2024-03-17 04:20 AM
Hello,
i use at a STM32F429 the PD5 pin to drive a PNP BJT transistor to switch a sensor supply:
PD5 is configured as open drain, and when the stm32 is pulling PD5 low, the transistor supplies the sensor with 5V power. This works so far.
But when PD5 is in open drain, the voltage at PD5 is 3,97V and at the transistor base it is 4,39V.
So there is a current of 4,2µA from the transistor base into PD5 pin. This is too much for the transistor for switching off.
The behavior would be explainable when PD5 would be a "normal" IO-Pin:
3,97V is around 3,3V plus the internal protection diode.
But PD5 is a FT GPIO Pin, 5V tolerant I/O.
The datasheet specifies a maximum Ilkg at Vin = 5V of 3µA.
So at 4V we are already >4µA.
The behavior is the same when PD5 is configured as input.
Internal pull up/down is iswitched off.
What do you mean?
Solved! Go to Solution.
2024-03-18 10:34 AM - edited 2024-03-18 10:36 AM
Did you try my circuit version ?
I just tested on a F303 , at PA15 , open drain, nopull, hi-output, 3,29VDD :
20nA leak at 4,73V ("5V" from USB) ;
but anyway, R1 is needed, to keep pnp OFF at all temperatures etc.
R2 can be 20k...2k , depends on current , you want Q1 to pull.
2024-03-17 05:45 AM
> Internal pull up/down is iswitched off.
I don't believe. Read out and post content of GPIOD registers.
Also, what board is this - a "known good" like Nucleo or Disco, or your own? Is there anything else connected to that pin?

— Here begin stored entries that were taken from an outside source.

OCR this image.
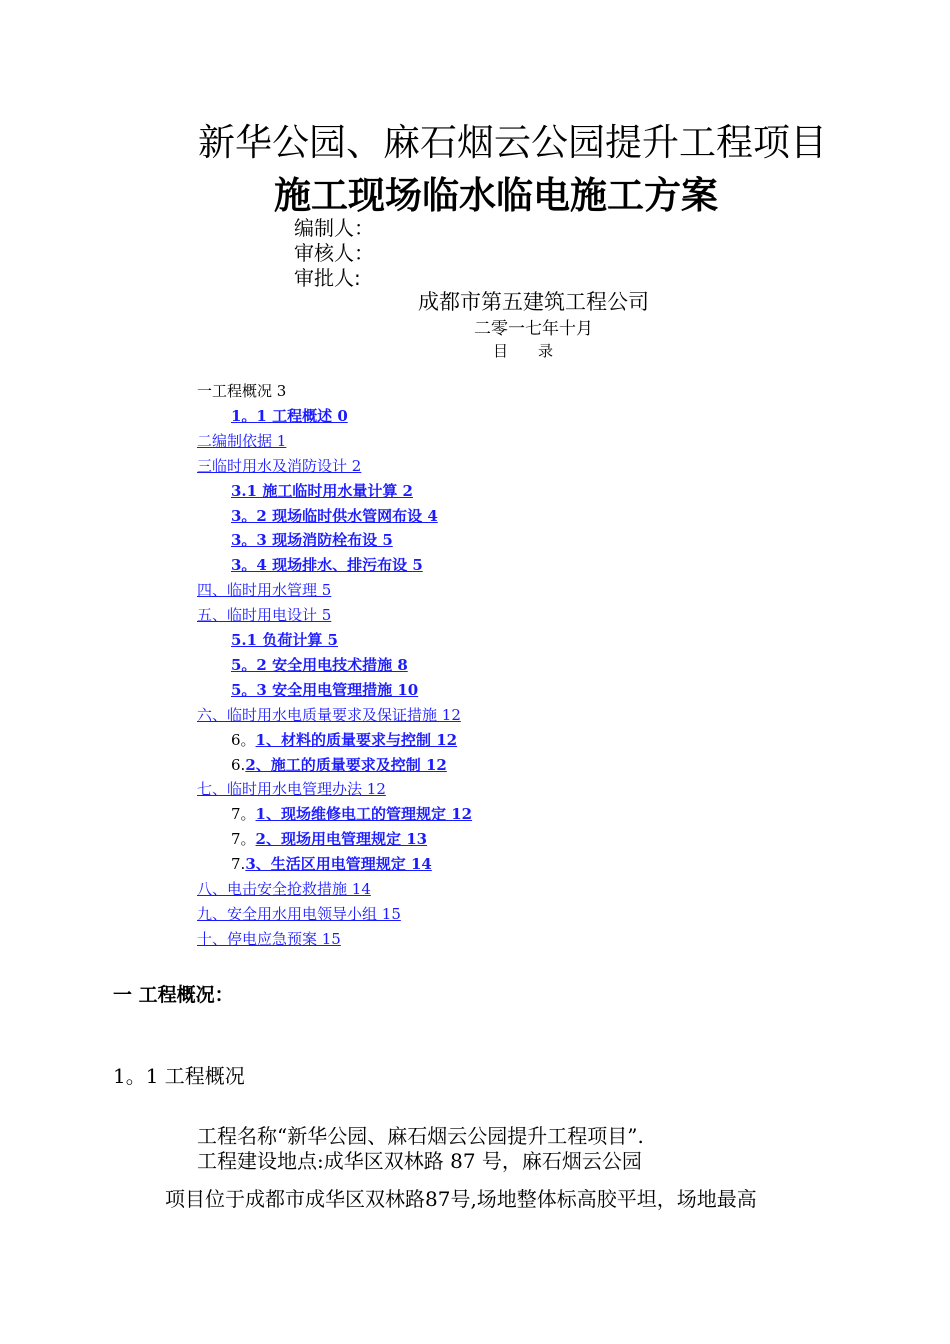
新华公园、麻石烟云公园提升工程项目
施工现场临水临电施工方案
编制人：
审核人：
审批人:
成都市第五建筑工程公司
二零一七年十月
目 录
一工程概况 3
1。1 工程概述 0
二编制依据 1
三临时用水及消防设计 2
3.1 施工临时用水量计算 2
3。2 现场临时供水管网布设 4
3。3 现场消防栓布设 5
3。4 现场排水、排污布设 5
四、临时用水管理 5
五、临时用电设计 5
5.1 负荷计算 5
5。2 安全用电技术措施 8
5。3 安全用电管理措施 10
六、临时用水电质量要求及保证措施 12
6。1、材料的质量要求与控制 12
6.2、施工的质量要求及控制 12
七、临时用水电管理办法 12
7。1、现场维修电工的管理规定 12
7。2、现场用电管理规定 13
7.3、生活区用电管理规定 14
八、电击安全抢救措施 14
九、安全用水用电领导小组 15
十、停电应急预案 15
一 工程概况：
1。1 工程概况
工程名称“新华公园、麻石烟云公园提升工程项目”.
工程建设地点:成华区双林路 87 号，麻石烟云公园
项目位于成都市成华区双林路87号,场地整体标高胶平坦，场地最高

Isn't there some soldering residuum or something similar between the pin/resistor and ground, with equivalent resistance of cca 1MOhm?
JW
2024-03-17 06:49 AM - edited 2024-03-17 06:56 AM
Hi,
you CANNOT switch 5V hi-side with a 3v3 cpu p-p output.
Thats it.
Maybe there is one way: if using FT pin (5v tolerant), as open drain, then possible this way:
2024-03-17 06:56 AM
Right. I switch it only Low-Side. The pin is configured as open drain.
It is a custom board. And no there is nothing else connected to this pin.
For this voltage drop across the resistor there has to flow a current through the resistor.
2024-03-17 06:58 AM - edited 2024-03-17 06:59 AM
see my edit.
+
Some uA "off" current is always in every semiconductor.
2024-03-17 07:12 AM
Regardless of the leakage current, be it 3uA or 4uA: This is poor design, as leakage current can grossly vary with test conditions (e.g. temperature), and current gain of a BJT is a rather poorly controlled parameter. I.e., if 4.2uA is too much to keep the transistor "off", you won't go away with 3uA either if you take another transistor of same type with a slightly higher current gain (just by chance). You need an additional resistor from base to emitter to overcome the leakage current (plus generous safety margin). See e.g. https://www.ti.com/lit/ds/symlink/ulq2004a.pdf, p. 12. (as these are NPN, voltage level are reversed, but the general principle is the same).
2024-03-17 08:12 AM
Little Elearning bipolar tranzistors is open aka Ube. Then for valid closed npn base require resistor to ground .
On pnp base require resistor to 5V.
2024-03-18 10:34 AM - edited 2024-03-18 10:36 AM
Did you try my circuit version ?
I just tested on a F303 , at PA15 , open drain, nopull, hi-output, 3,29VDD :
20nA leak at 4,73V ("5V" from USB) ;
but anyway, R1 is needed, to keep pnp OFF at all temperatures etc.
R2 can be 20k...2k , depends on current , you want Q1 to pull.
2024-10-09 02:51 AM
Thank you for your hints.
I made it to supply the sensor with 3,3V so i don't need this 5V switch anymore.